8 car features from the 70s and 80s that today's drivers can't believe existed - Silicon Canals
"Picture this: You get into your car, close the door, and suddenly a motorized belt starts moving across your body like some kind of automotive snake. These automatic seatbelts were supposed to save lives by ensuring everyone buckled up, but they mostly just scared the hell out of passengers and occasionally clotheslined unsuspecting drivers. The system was simple in theory. When you opened the door, the shoulder belt would slide forward along a track. When you closed it, the belt would slide back into position."
"Cars from the 70s and 80s were like the wild west of automotive design. Engineers were throwing everything at the wall to see what stuck, and boy, did some weird stuff stick around for a while. As someone who grew up hearing these stories at family dinners and later experienced some of these features firsthand in beat-up hand-me-downs, I can tell you that driving back then was a completely different beast."

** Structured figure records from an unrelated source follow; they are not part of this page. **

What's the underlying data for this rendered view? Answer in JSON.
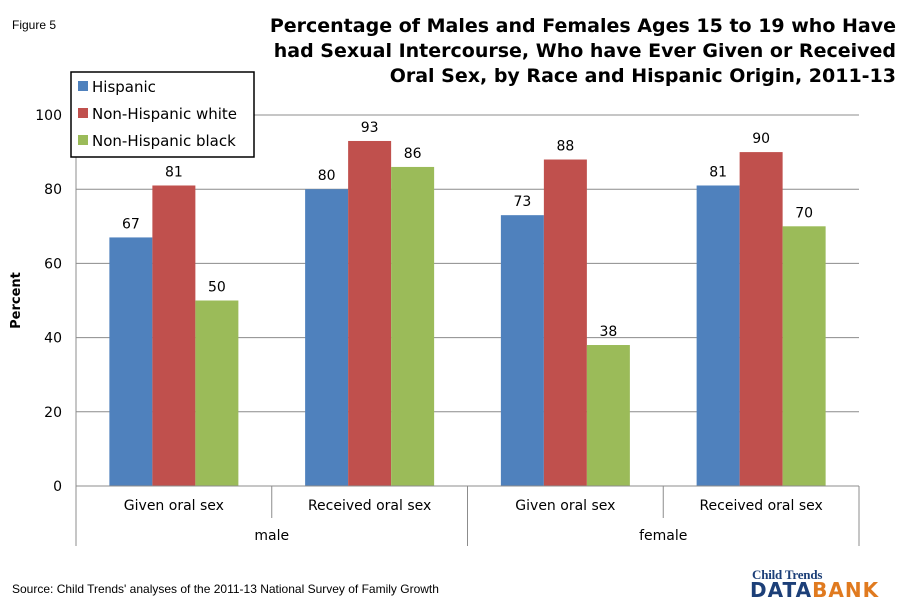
{
  "figure_label": "Figure 5",
  "source": "Source: Child Trends' analyses of the 2011-13 National Survey of Family Growth",
  "logo": {
    "top": "Child Trends",
    "data": "DATA",
    "bank": "BANK"
  },
  "chart_data": {
    "type": "bar",
    "title_lines": [
      "Percentage of Males and Females Ages 15 to 19  who Have",
      "had Sexual Intercourse, Who have Ever Given  or Received",
      "Oral Sex, by Race and Hispanic Origin, 2011-13"
    ],
    "ylabel": "Percent",
    "ylim": [
      0,
      100
    ],
    "yticks": [
      0,
      20,
      40,
      60,
      80,
      100
    ],
    "grid": true,
    "legend_position": "top-left",
    "categories": [
      "Given oral sex",
      "Received oral sex",
      "Given oral sex",
      "Received oral sex"
    ],
    "groups": [
      {
        "label": "male",
        "span": 2
      },
      {
        "label": "female",
        "span": 2
      }
    ],
    "series": [
      {
        "name": "Hispanic",
        "color": "#4f81bd",
        "values": [
          67,
          80,
          73,
          81
        ],
        "labels": [
          "67",
          "80",
          "73",
          "81"
        ]
      },
      {
        "name": "Non-Hispanic white",
        "color": "#c0504d",
        "values": [
          81,
          93,
          88,
          90
        ],
        "labels": [
          "81",
          "93",
          "88",
          "90"
        ]
      },
      {
        "name": "Non-Hispanic black",
        "color": "#9bbb59",
        "values": [
          50,
          86,
          38,
          70
        ],
        "labels": [
          "50",
          "86",
          "38",
          "70"
        ]
      }
    ]
  }
}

Cars of the 1970s and 1980s featured many experimental and eclectic designs that prioritized novelty over modern safety and usability. Drivers encountered motorized conveniences like shoulder belts that moved on tracks and sometimes malfunctioned, trapping or startling occupants. Regulatory pressure in the early 1990s forced manufacturers to adopt either automatic belts or airbags, and many chose the cheaper mechanical systems despite reliability issues. Those features often appear primitive, hazardous, or amusing today, yet they influenced how a generation perceived driving and informed later safety and design developments.